The primary award was the third annual IEEE Computer Society Seymour Cray Computer Engineering Award. This honor recognizes innovative contributions to high-performance computing systems that exemplify Seymour Cray’s creative spirit.

This year it was awarded to John L. Hennessy, President of Stanford University. Included is a $10,000 honorarium funded by an SGI endowment.

The Gorden Bell Prize is named after the Digital Equipment vice president.
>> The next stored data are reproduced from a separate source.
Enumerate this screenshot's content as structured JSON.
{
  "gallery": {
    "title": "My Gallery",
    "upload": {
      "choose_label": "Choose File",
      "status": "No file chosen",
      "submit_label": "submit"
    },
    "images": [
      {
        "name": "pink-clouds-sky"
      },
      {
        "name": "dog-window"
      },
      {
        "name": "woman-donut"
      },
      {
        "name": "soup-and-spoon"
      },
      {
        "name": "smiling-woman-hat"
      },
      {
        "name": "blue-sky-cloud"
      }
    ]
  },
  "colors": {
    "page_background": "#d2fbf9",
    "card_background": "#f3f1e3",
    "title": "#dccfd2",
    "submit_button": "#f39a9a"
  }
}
It is awarded annually at SC for the best peak computer performance, the best performance/price ratio and for a special category.
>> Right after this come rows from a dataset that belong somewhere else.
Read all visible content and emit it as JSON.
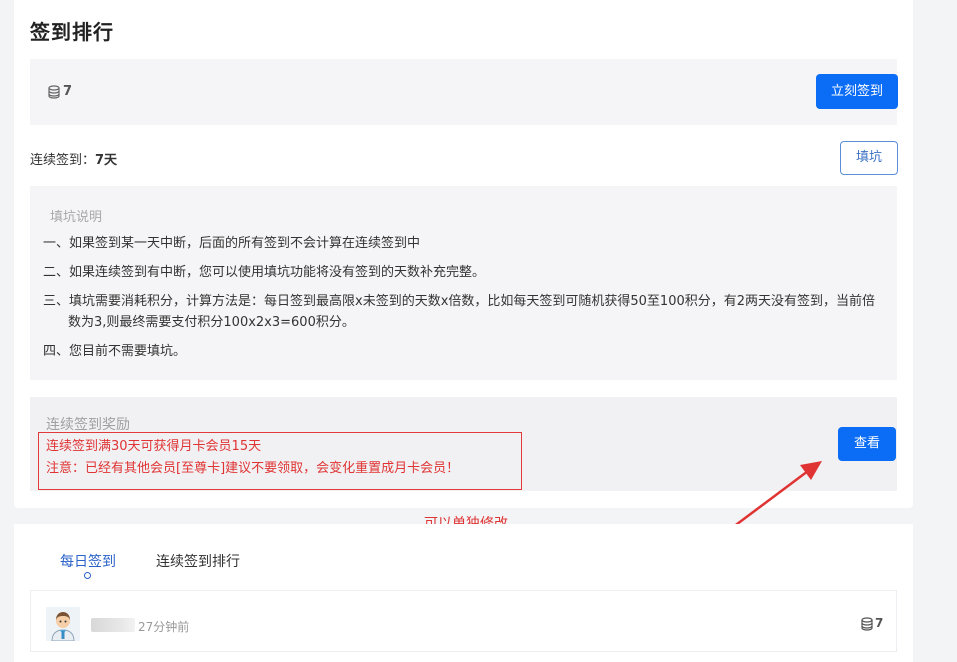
{
  "page": {
    "title": "签到排行"
  },
  "signin": {
    "points": "7",
    "button_label": "立刻签到",
    "coin_icon": "coin-stack-icon"
  },
  "streak": {
    "label": "连续签到：",
    "days": "7天",
    "fill_button_label": "填坑"
  },
  "explanation": {
    "title": "填坑说明",
    "rules": [
      "一、如果签到某一天中断，后面的所有签到不会计算在连续签到中",
      "二、如果连续签到有中断，您可以使用填坑功能将没有签到的天数补充完整。",
      "三、填坑需要消耗积分，计算方法是：每日签到最高限x未签到的天数x倍数，比如每天签到可随机获得50至100积分，有2两天没有签到，当前倍",
      "数为3,则最终需要支付积分100x2x3=600积分。",
      "四、您目前不需要填坑。"
    ]
  },
  "reward": {
    "title": "连续签到奖励",
    "line1": "连续签到满30天可获得月卡会员15天",
    "line2": "注意：已经有其他会员[至尊卡]建议不要领取，会变化重置成月卡会员！",
    "view_button_label": "查看"
  },
  "annotation": {
    "text": "可以单独修改"
  },
  "tabs": [
    {
      "label": "每日签到",
      "active": true
    },
    {
      "label": "连续签到排行",
      "active": false
    }
  ],
  "list": {
    "rows": [
      {
        "time": "27分钟前",
        "points": "7"
      }
    ]
  },
  "colors": {
    "accent": "#0b6cf5",
    "annotation_red": "#e03434"
  }
}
The Gordon Bell winner was the team of Toshiyuki Fukushige and Junichiro Makino, who achieved a simulation of black holes in a galactic center at a computer processing speed of 11.55 trillion floating operations per second.
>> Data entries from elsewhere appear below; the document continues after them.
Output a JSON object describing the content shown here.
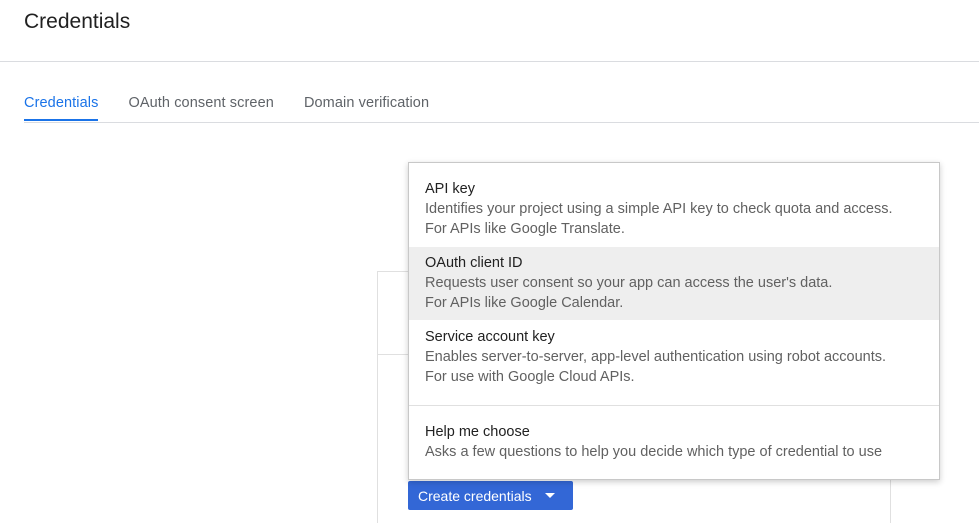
{
  "page": {
    "title": "Credentials"
  },
  "tabs": [
    {
      "label": "Credentials",
      "active": true
    },
    {
      "label": "OAuth consent screen",
      "active": false
    },
    {
      "label": "Domain verification",
      "active": false
    }
  ],
  "create_button": {
    "label": "Create credentials",
    "icon": "caret-down-icon"
  },
  "menu": {
    "items": [
      {
        "title": "API key",
        "description": "Identifies your project using a simple API key to check quota and access.",
        "note": "For APIs like Google Translate."
      },
      {
        "title": "OAuth client ID",
        "description": "Requests user consent so your app can access the user's data.",
        "note": "For APIs like Google Calendar.",
        "highlighted": true
      },
      {
        "title": "Service account key",
        "description": "Enables server-to-server, app-level authentication using robot accounts.",
        "note": "For use with Google Cloud APIs."
      },
      {
        "title": "Help me choose",
        "description": "Asks a few questions to help you decide which type of credential to use"
      }
    ]
  },
  "colors": {
    "accent": "#1a73e8",
    "button": "#3367d6",
    "hover": "#eeeeee"
  }
}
The Gordon Bell Price/Performance prize went to Joon Hwang, Seung Kim and Chang Lee. Their study of impact locating on aircraft structure by low-cost cluster cost 24.6 cents/Mflops, or less than a U.S. quarter per 1-million floating operations per second.

The winner of the Gordon Bell Prize in the special category of supporting efficient execution in the heterogeneous distributed computing environments with Cactus and Globus. The winner was the team of Gabrielle Allen,Thomas Dramlitsch, Ian Foster, Nick Karonis, Matei Ripeanu, Edward Seidel and Brian Toonen.

The Best Student Paper was awarded to a computational grid application of tomography, a technique to reconstruct the three-dimensional structure of an object from a series of two-dimensional projections. The award went to a team of Shava Smallen, Henri Cazsanova and Francine Berman, and carries a $500 cash award.

Finally, the award for Best Research Poster went to Sumir Chandra, Johan Steensland and Manish Parashar.


Reconfigurable Architectures

Chair: Steve Reinhardt, Silicon Graphics Inc.
  • Title: Delivering Acceleration: The Potential for Increased HPC Application Performance Using Reconfigurable Logic
  • Authors:
    David Caliga (SRC Computers, Inc)
    David Peter Barker (SUPERsmith)
  • Abstract:
    SRC Computers, Inc. has integrated adaptive computing into its SRC-6 high-end server, incorporating reconfigurable processors as peers to the microprocessors. Performance improvements resulting from reconfigurable computing can provide orders of magnitude speedups for a wide variety of algorithms. Reconfigurable logic in Field Programmable Gate Arrays (FPGAs) has shown great advantage to date in special purpose applications and specialty hardware. SRC Computers is working to bring this technology into the general purpose HPC world via an advanced system interconnect and enhanced compiler technology.
  • Title: Parallel Dedicated Hardware Devices for Heterogeneous Computations
  • Authors:
    Alessandro Marongiu (CASPUR, Roma)
    Paolo Palazzari (ENEA-HPCN, Roma)
    Vittorio Rosato (ENEA-HPCN, Roma)
  • Abstract:
    We describe a design methodology which allows a fast design and prototyping of dedicated hardware devices to be used in heterogeneous computations. The platforms used in heterogeneous computations consist of a general-purpose COTS architecture which hosts a dedicated hardware device; parts of the computation are mapped onto the former, parts onto the latter, in a way to improve the overall computation efficiency. We report the design and the prototyping of a FPGA-based hardware board to be used in the search of low-autocorrelation binary sequences. The circuit has been designed by using a recently developed Parallel Hardware Generator (PHG) package which produces a synthesizable VHDL code starting from the specific algorithm expressed as a System of Affine Recurrence Equations (SARE). The performance of the realized devices has been compared to those obtained on the same numerical application on several computational platforms.
  • Title: Cost Effectiveness of an Adaptable Computing Cluster
  • Authors:
    Keith D. Underwood (Clemson University)
    Ron R. Sass (Clemson University)
    Walter B. Ligon, III (Clemson University)
  • Abstract:
    With a focus on commodity PC systems, Beowulf clusters traditionally lack the cutting edge network architectures, memory subsystems, and processor technologies found in their more expensive supercomputer counterparts. What Beowulf clusters lack in technology, they more than make up for with their significant cost advantage over traditional supercomputers. This paper presents the cost implications of an architectural extension that adds reconfigurable computing to the network interface of Beowulf clusters. A quantitative idea of cost-effectiveness is formulated to evaluate computing technologies. Here, cost-effectiveness is considered in the context of two applications: the 2D Fast Fourier Transform (2D-FFT) and integer sorting.